Обнаружив это, мы, вместо запланированного посещения Кунсткамеры (а тогда билет в нее просто свободно продавался в неприметном окошке, а школьникам и студентам вход был почти бесплатным), пошли на поиски моей бывшей одноклассницы Веры, дочери коменданта общежития института советской торговли.
Адрес общежитие был – площадь Труда, 1, посредине между мостом лейтенанта Шмидта и Исаакием. Хозяйки дома не оказалось, с чемоданами в руках мы пошли на экскурсию по собору, вернулись… Ее все не было. Вахтерша пожалела нас и дала свой адрес. Усталые, мы притащились в указанные ею дом позади Сада отдыха, слева от Мариинского театра, позвонили. Надтреснутый старческий голос долго через закрытую дверь выяснял, кто мы, потом, лязгая цепочкой, дверь приотворилась, и плохо пахнущий небритый старик в бушлате и бескозырке с неразборчивой надписью на ленте, отказал нам в просьбе хотя бы оставить чемоданы до прихода хозяйки.
«Я только из Ленинграда – сказал он. – А там знаете как, оставит человек вещи, и нет его. А потом вдруг придут и спрашивают – чьи вещи, куда девал человека… Нет.»
Дверь захлопнулась.
Никогда не забуду ужас в глазах отца, когда он объяснял мне смысл происшедшего. Этот человек двадцать лет назад эвакуировался из блокадного Ленинграда, города, где людоедство стало одним из способов выживания.

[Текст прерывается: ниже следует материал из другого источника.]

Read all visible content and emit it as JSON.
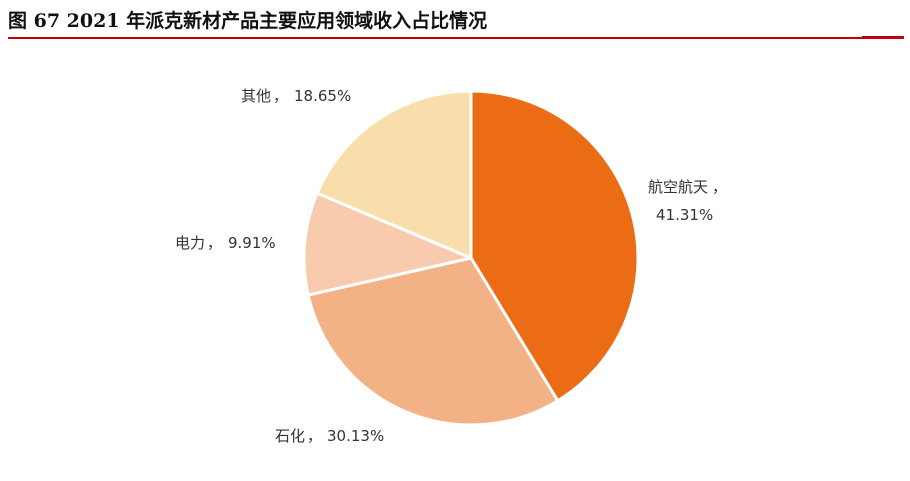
{
  "figure": {
    "title": "图 67 2021 年派克新材产品主要应用领域收入占比情况",
    "rule_color": "#c0000b"
  },
  "chart_data": {
    "type": "pie",
    "title": "",
    "start_angle_deg": 0,
    "direction": "clockwise",
    "legend": "none",
    "slices": [
      {
        "category": "航空航天",
        "value": 41.31,
        "label": "41.31%",
        "color": "#ec6c16"
      },
      {
        "category": "石化",
        "value": 30.13,
        "label": "30.13%",
        "color": "#f3b285"
      },
      {
        "category": "电力",
        "value": 9.91,
        "label": "9.91%",
        "color": "#f8cbae"
      },
      {
        "category": "其他",
        "value": 18.65,
        "label": "18.65%",
        "color": "#f7deaa"
      }
    ]
  }
}
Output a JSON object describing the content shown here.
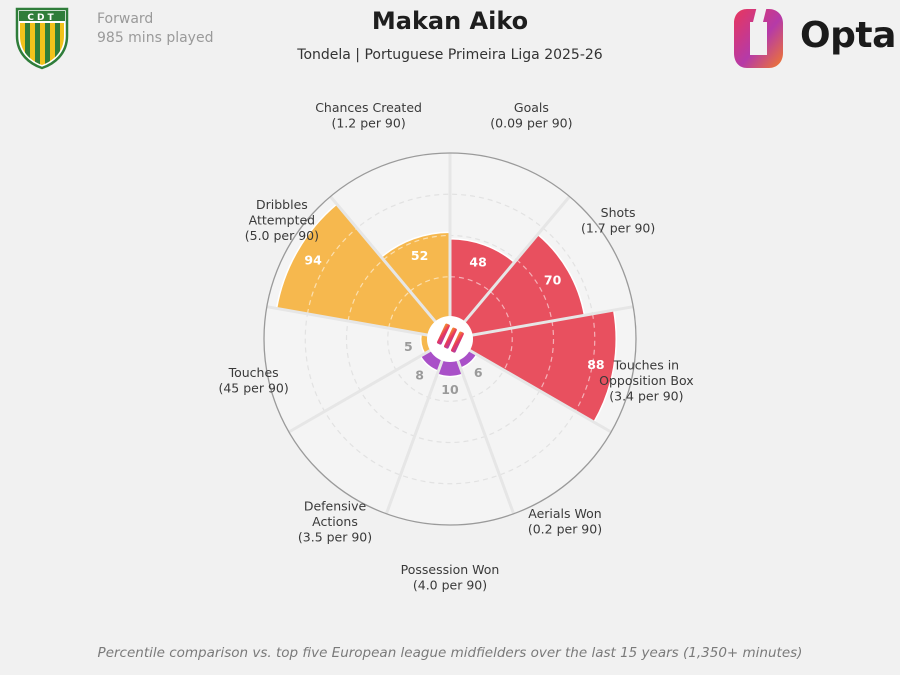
{
  "header": {
    "position": "Forward",
    "minutes": "985 mins played",
    "title": "Makan Aiko",
    "subtitle": "Tondela | Portuguese Primeira Liga 2025-26",
    "club_abbr": "CDT",
    "brand": "Opta"
  },
  "footnote": "Percentile comparison vs. top five European league midfielders over the last 15 years (1,350+ minutes)",
  "colors": {
    "attacking": "#e8505f",
    "creative": "#f6b84e",
    "defensive": "#a950c8",
    "ring": "#e4e4e4",
    "outline": "#9a9a9a"
  },
  "chart_data": {
    "type": "radar-bar",
    "scale": [
      0,
      100
    ],
    "grid": true,
    "categories": [
      {
        "name": "Goals",
        "value_label": "(0.09 per 90)",
        "percentile": 48,
        "group": "attacking"
      },
      {
        "name": "Shots",
        "value_label": "(1.7 per 90)",
        "percentile": 70,
        "group": "attacking"
      },
      {
        "name": "Touches in Opposition Box",
        "label_lines": [
          "Touches in",
          "Opposition Box"
        ],
        "value_label": "(3.4 per 90)",
        "percentile": 88,
        "group": "attacking"
      },
      {
        "name": "Aerials Won",
        "value_label": "(0.2 per 90)",
        "percentile": 6,
        "group": "defensive"
      },
      {
        "name": "Possession Won",
        "value_label": "(4.0 per 90)",
        "percentile": 10,
        "group": "defensive"
      },
      {
        "name": "Defensive Actions",
        "label_lines": [
          "Defensive",
          "Actions"
        ],
        "value_label": "(3.5 per 90)",
        "percentile": 8,
        "group": "defensive"
      },
      {
        "name": "Touches",
        "value_label": "(45 per 90)",
        "percentile": 5,
        "group": "creative"
      },
      {
        "name": "Dribbles Attempted",
        "label_lines": [
          "Dribbles",
          "Attempted"
        ],
        "value_label": "(5.0 per 90)",
        "percentile": 94,
        "group": "creative"
      },
      {
        "name": "Chances Created",
        "value_label": "(1.2 per 90)",
        "percentile": 52,
        "group": "creative"
      }
    ]
  }
}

Об этом я никогда раньше не читал и не слышал.
Совершенно измочаленные, мы вышли на Невский и… напротив знаменитого своими пирожными кафе «Север» встретили Веру!
Спустя много лет я работал несколько месяцев в ленинградском институте, проектировавшем атомный энергоблок и безуспешно разыскивал Веру, тогда уже работавшую художником у знаменитого Хуциева. Незадолго до отъезда я шел из сада отдыха, где любил в выходной поиграть в шахматы, взяв под трехрублевый залог потертую доску и почти на том же месте, напротив «Севера», догнал Веру, озабоченно несущуюся куда-то.
Удивительная встреча была у меня в маленьком букинистическом магазине на Литейном. Продавец дал мне из витрины потертый томик «Русской правды» Пестеля, и я стоял, подсчитывая выгребенные из всех карманов и заначек деньги. Сумма была по тем временам немалая, сорок рублей, и я с сожалением вернул книгу, а вернее, уступил дышавшему мне в спину другому покупателю. Подмышкой у меня были только что купленные два экземпляра книги Р.Файнберг о Викторе Конецком. «Что, нравится Конецкий?» – спросил он. «Да, у нас его любят.» «Где это – у вас?»… Мы обменялись еще несколькими фразами, и я поехал в свое общежитие.
В трамвае, открыв книгу, на первой странице я увидел портрет своего недавнего собеседника.
Ленинград поражал меня многим.
Удивительными были дешевые столовки, где выдавали такие полноценные порции мяса с гречкой, что однажды у меня вырвалось: «А что же они воруют?»
Совершенно непонятно было, почему не убирают снег на улицах. Кое-как убирался только Невский и еще несколько центральных улиц. По остальным улицам и переулкам мы ходили, протаптывая тропки. Ночами свежевыпавший снег покрывал брошенные бутылки, пакеты и газеты, окурки и желтые следы мочи на сугробах. Все это утаптывалось и укатывалось, а время уборки приходило только весной.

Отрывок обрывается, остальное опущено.